Jain Anshu, Alam Kiran, Misra Aroonima, Maheshwari Veena
Department of Pathology, JN Medical College, Aligarh, Uttar Pradesh, India.
BMJ Case Rep. 2013 May 27;2013:bcr2012008434. doi: 10.1136/bcr-2012-008434.

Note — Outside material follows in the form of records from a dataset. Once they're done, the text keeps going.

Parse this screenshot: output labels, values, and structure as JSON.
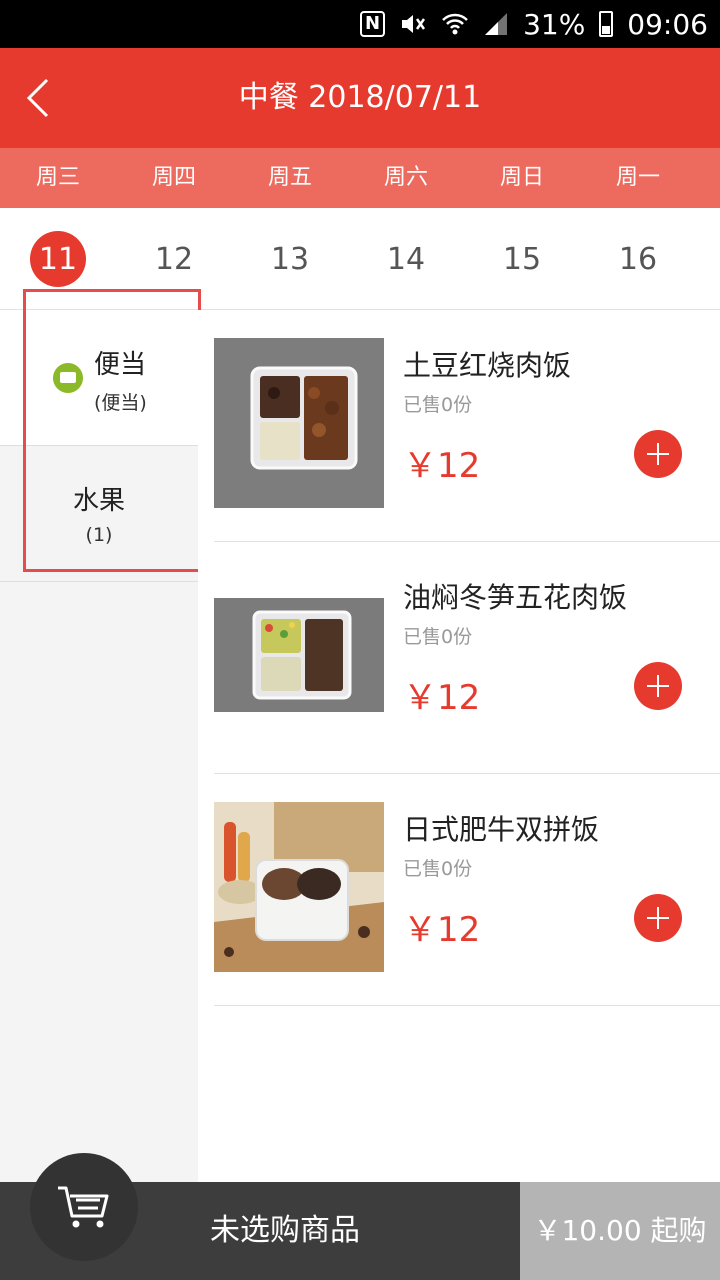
{
  "status_bar": {
    "nfc": "N",
    "battery": "31%",
    "time": "09:06"
  },
  "header": {
    "title": "中餐 2018/07/11"
  },
  "weekdays": [
    "周三",
    "周四",
    "周五",
    "周六",
    "周日",
    "周一"
  ],
  "dates": [
    "11",
    "12",
    "13",
    "14",
    "15",
    "16"
  ],
  "selected_date_index": 0,
  "categories": [
    {
      "name": "便当",
      "sub": "(便当)"
    },
    {
      "name": "水果",
      "sub": "(1)"
    }
  ],
  "products": [
    {
      "name": "土豆红烧肉饭",
      "sold": "已售0份",
      "price": "￥12"
    },
    {
      "name": "油焖冬笋五花肉饭",
      "sold": "已售0份",
      "price": "￥12"
    },
    {
      "name": "日式肥牛双拼饭",
      "sold": "已售0份",
      "price": "￥12"
    }
  ],
  "cart": {
    "label": "未选购商品",
    "checkout": "￥10.00 起购"
  },
  "colors": {
    "accent": "#e63a2e",
    "weekday_bar": "#ec6a5e",
    "category_icon": "#8bb927",
    "bottom_bar": "#3d3d3d"
  }
}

We present a case of a salivary gland tumour in a 25-year-old woman with lymphadenopathy and a clinical suspicion of lymphoma. The patient had a history of rapidly enlarging mass near angle of jaw which was resected and sent for histopathological examination. A final diagnosis of acinic cell tumour with dedifferentiation was made by histomorphological and immunohistochemical studies. Acinic cell tumour can mimic any salivary neoplasm phenotypically because of its varied architectural patterns of presentation with varied cell types, hence called the harlequin of salivary gland. Acinic cell tumour with dedifferentiation is a rare aggressive variant and requires adjuvant radiotherapy for better prognosis, hence the need for accurate diagnosis and communication to the surgeon.
我们报告一例25岁女性的唾液腺肿瘤,伴有淋巴结病,临床怀疑为淋巴瘤。患者有下颌角附近肿块迅速增大的病史,该肿块已切除并送去做组织病理学检查。通过组织形态学和免疫组织化学研究最终诊断为去分化腺泡细胞癌。腺泡细胞癌由于其呈现出多种结构模式和不同细胞类型,在表型上可模仿任何唾液腺肿瘤,因此被称为唾液腺的“丑角”。去分化腺泡细胞癌是一种罕见的侵袭性变体,需要辅助放疗以获得更好的预后,因此需要准确诊断并与外科医生沟通。